Some federal efforts are underway. The National Fetal and Infant Mortality Review, a joint effort of ACOG and the Maternal and Child Health Bureau, part of the U.S. Department of Health and Human Services, is supporting dozens of programs that record data about fetal deaths, including interviewing parents about their experiences. Thompson says that she was one of the last interviews conducted by the program in Virginia: It lost its funding in 2013.

“We do not have much thoughtful analysis,” Fretts says. “We have no stillbirth evaluation, and so it is hard to counsel patients about the possibility of a recurrence, which can lead to a very anxious woman in a next pregnancy.”

In many instances, parents and clinicians do not want an autopsy, usually to spare the family additional trauma, although it might offer insights about what happened. And, Fretts notes, some insurers do not cover autopsies. Grief-stricken parents receive a bill.

In the time since her daughter died, Thompson has channeled her own grief into advocacy for stillbirth awareness and prevention, including working with other bereaved mothers through a support group, Project Knitwell.

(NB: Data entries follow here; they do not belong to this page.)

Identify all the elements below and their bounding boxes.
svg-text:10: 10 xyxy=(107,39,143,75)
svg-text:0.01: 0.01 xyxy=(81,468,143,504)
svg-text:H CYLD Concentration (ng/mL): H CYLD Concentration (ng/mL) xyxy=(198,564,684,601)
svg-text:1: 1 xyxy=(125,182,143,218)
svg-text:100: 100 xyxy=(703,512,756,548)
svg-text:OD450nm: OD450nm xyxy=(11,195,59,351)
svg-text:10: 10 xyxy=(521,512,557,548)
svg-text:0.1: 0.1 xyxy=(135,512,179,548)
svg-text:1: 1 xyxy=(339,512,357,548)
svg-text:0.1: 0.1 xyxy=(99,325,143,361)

“We need clinical data; then doctors would have journal articles and research, not just layperson stories and anecdotes,” she says. “A whole series of things must happen to improve the ultimate outcome: live babies going home.”

Duff feels the same way.

“I will deal with this roller coaster for the rest of my life. And it is important for people to understand what we went through. I still have my peaks and valleys, I still have days that are just as bad as the day it happened. I wake up in tears, and so angry. So I hope people can sympathize — even if they haven’t gone through it, to understand.”

Lynch Schuster is a freelance writer who lives in Maryland.